KING KONG (RKO 1933) is unquestionably the greatest "big monster" movie ever made. The combination of fast-paced, perilous adventure, romance, dinosaur battles, and the Eighth Wonder of the World himself, KING KONG ruled the movie houses.
The most amazing thing about the picture, however, was that all the scenes showing Kong's full body as well as the dinosaurs were done in stop-motion animation. Lost in the avalanche of today's computer-generated imagery (CGI), stop-motion was the early method that was used for animating objects that would have been too difficult to otherwise portray on film.

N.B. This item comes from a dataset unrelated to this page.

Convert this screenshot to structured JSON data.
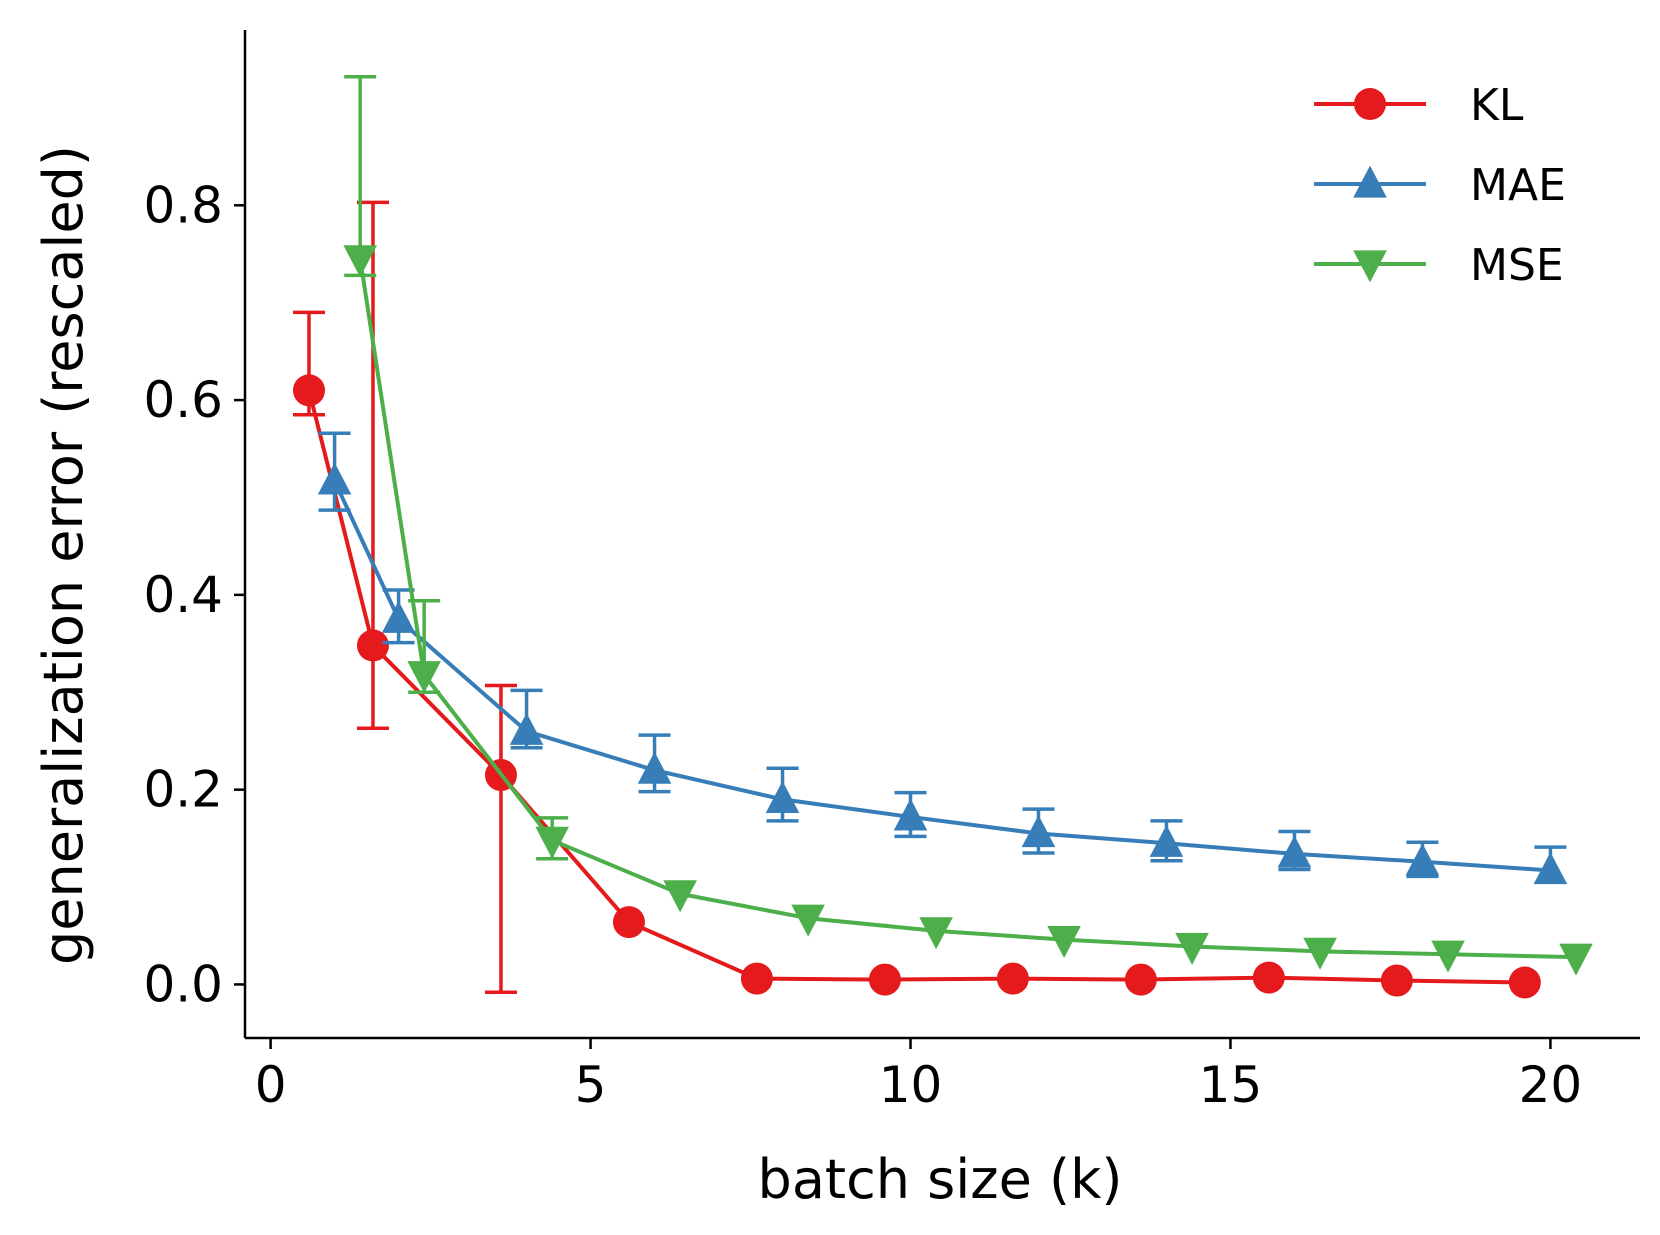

Everyone knows the stunning achievements made in stop-motion by Ray Harryhausen. His movies featuring "Dynamation" were filled with exciting scenes of everything from sword-wielding skeletons to cyclopean giants. But, decades before Harryhausen was a group of animators led by Willis O'Brien that were thrilling moviegoers with their pioneering camera techniques. Their art culminated in the RKO feature film, KING KONG and it smashed the box office just like Kong broke down the gate on Skull Island.
Pictured here is a rare photo from Willis O'Brien's KING KONG scrapbook sold at auction on July 30, 2012, for $2,000. "Obie" as he was affectionately called, was the special effects supervisor and had an important role in bringing sculptor Marcel Delgado's model of Kong to life. The combination worked and the film became a sensation.
The photo below is how it appeared in the scrapbook. The reverse tells, in O'Brien's own hand, the picture is depicting the scene where Kong is climbing up the Empire State Building. The straight edge was used to match the composite shot of the building. The title photo above shows a vertical shot of Kong as he would have looked in the film.